On Fri, Jan 13, 2017 at 7:48 PM, Aldy Hernandez <al...@redhat.com> wrote:
> [Sorry for the delay, I was sick.]
>
>
> On 01/09/2017 04:30 AM, Richard Biener wrote:
>>
>> On Sat, Jan 7, 2017 at 1:54 PM, Aldy Hernandez <al...@redhat.com> wrote:
>>>
>>> On 01/04/2017 07:11 AM, Richard Biener wrote:
>>>>
>>>>
>>>> On Tue, Jan 3, 2017 at 6:36 PM, Aldy Hernandez <al...@redhat.com> wrote:
>>>>>
>>>>>
>>>>> On 12/20/2016 09:16 AM, Richard Biener wrote:
>>>>>>
>>>>>>
>>>>>>
>>>>>> On Fri, Dec 16, 2016 at 3:41 PM, Aldy Hernandez <al...@redhat.com>
>>>>>> wrote:
>>>>>>>
>>>>>>>
>>>>>>>
>>>>>>> Hi folks.
>>>>>>>
>>>>>>> This is a follow-up on Jeff and Richi's interaction on the
>>>>>>> aforementioned
>>>>>>> PR
>>>>>>> here:
>>>>>>>
>>>>>>>         https://gcc.gnu.org/ml/gcc-patches/2016-08/msg01397.html
>>>>>>>
>>>>>>> I decided to explore the idea of analyzing may-undefness on-demand,
>>>>>>> which
>>>>>>> actually looks rather cheap.
>>>>>>>
>>>>>>> BTW, I don't understand why we don't have auto_bitmap's, as we
>>>>>>> already
>>>>>>> have
>>>>>>> auto_sbitmap's.  I've implemented the former based on auto_sbitmap's
>>>>>>> code
>>>>>>> we
>>>>>>> already have.
>>>>>>>
>>>>>>> The attached patch fixes the bug without introducing any regressions.
>>>>>>>
>>>>>>> I also tested the patch by compiling 242 .ii files with -O3.  These
>>>>>>> were
>>>>>>> gathered from a stage1 build with -save-temps.  There is a slight
>>>>>>> time
>>>>>>> degradation of 4 seconds within 27 minutes of user time:
>>>>>>>
>>>>>>>         tainted:        26:52
>>>>>>>         orig:           26:48
>>>>>>>
>>>>>>> This was the average aggregate time of two runs compiling all 242 .ii
>>>>>>> files.
>>>>>>> IMO, this looks reasonable.  It is after all, -O3.    Is it
>>>>>>> acceptable?
>>>>>>
>>>>>>
>>>>>>
>>>>>>
>>>>>> +  while (!worklist.is_empty ())
>>>>>> +    {
>>>>>> +      name = worklist.pop ();
>>>>>> +      gcc_assert (TREE_CODE (name) == SSA_NAME);
>>>>>> +
>>>>>> +      if (ssa_undefined_value_p (name, true))

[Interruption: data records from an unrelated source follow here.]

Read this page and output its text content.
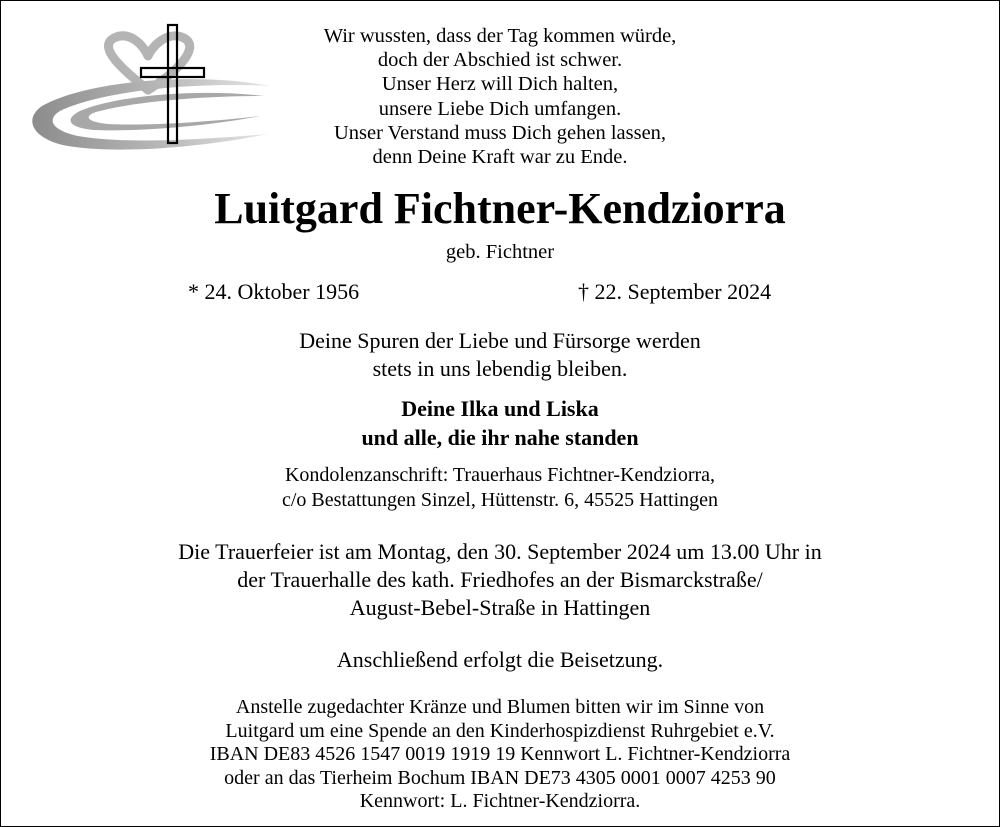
Wir wussten, dass der Tag kommen würde,
doch der Abschied ist schwer.
Unser Herz will Dich halten,
unsere Liebe Dich umfangen.
Unser Verstand muss Dich gehen lassen,
denn Deine Kraft war zu Ende.
Luitgard Fichtner-Kendziorra
geb. Fichtner
* 24. Oktober 1956	† 22. September 2024
Deine Spuren der Liebe und Fürsorge werden
stets in uns lebendig bleiben.
Deine Ilka und Liska
und alle, die ihr nahe standen
Kondolenzanschrift: Trauerhaus Fichtner-Kendziorra,
c/o Bestattungen Sinzel, Hüttenstr. 6, 45525 Hattingen
Die Trauerfeier ist am Montag, den 30. September 2024 um 13.00 Uhr in
der Trauerhalle des kath. Friedhofes an der Bismarckstraße/
August-Bebel-Straße in Hattingen
Anschließend erfolgt die Beisetzung.
Anstelle zugedachter Kränze und Blumen bitten wir im Sinne von
Luitgard um eine Spende an den Kinderhospizdienst Ruhrgebiet e.V.
IBAN DE83 4526 1547 0019 1919 19 Kennwort L. Fichtner-Kendziorra
oder an das Tierheim Bochum IBAN DE73 4305 0001 0007 4253 90
Kennwort: L. Fichtner-Kendziorra.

>>>>>> +       return true;
>>>>>> +
>>>>>> +      bitmap_set_bit (visited_ssa, SSA_NAME_VERSION (name));
>>>>>>
>>>>>> it should be already set as we use visited_ssa as "was it ever on the
>>>>>> worklist",
>>>>>> so maybe renaming it would be a good thing as well.
>>>>>
>>>>>
>>>>>
>>>>>
>>>>> I don't understand what you would prefer here.
>>>>
>>>>
>>>>
>>>> Set the bit when you put name on the worklist (and do not do that if the
>>>> bit is set).  Thus simply remove the above and add a bitmap_set_bit
>>>> for the initial name you put on the worklist.
>>>>
>>>>>>
>>>>>> +             if (TREE_CODE (name) == SSA_NAME)
>>>>>> +               {
>>>>>> +                 /* If an SSA has already been seen, this may be a
>>>>>> loop.
>>>>>> +                    Fail conservatively.  */
>>>>>> +                 if (bitmap_bit_p (visited_ssa, SSA_NAME_VERSION
>>>>>> (name)))
>>>>>> +                   return false;
>>>>>>
>>>>>> so to me "conservative" is returning true, not false.
>>>>>
>>>>>
>>>>>
>>>>>
>>>>> OK
>>>>>
>>>>>>
>>>>>> +                 bitmap_set_bit (visited_ssa, SSA_NAME_VERSION
>>>>>> (name));
>>>>>> +                 worklist.safe_push (name);
>>>>>>
>>>>>> but for loops we can just continue and ignore this use.  And
>>>>>> bitmap_set_bit
>>>>>> returns whether it set a bit, thus
>>>>>>
>>>>>>                 if (bitmap_set_bit (visited_ssa, SSA_NAME_VERSION
>>>>>> (name)))
>>>>>>                   worklist.safe_push (name);
>>>>>>
>>>>>> should work?
>>>>>
>>>>>
>>>>>
>>>>>
>>>>> Fixed.
>>>>>
>>>>>>
>>>>>> +      /* Check that any SSA names used to define NAME is also fully
>>>>>> +        defined.  */
>>>>>> +      use_operand_p use_p;
>>>>>> +      ssa_op_iter iter;
>>>>>> +      FOR_EACH_SSA_USE_OPERAND (use_p, def, iter, SSA_OP_USE)
>>>>>> +       {
>>>>>> +         name = USE_FROM_PTR (use_p);
>>>>>> +         if (TREE_CODE (name) == SSA_NAME)
>>>>>>
>>>>>> always true.
>>>>>>
>>>>>> +           {
>>>>>> +             /* If an SSA has already been seen, this may be a loop.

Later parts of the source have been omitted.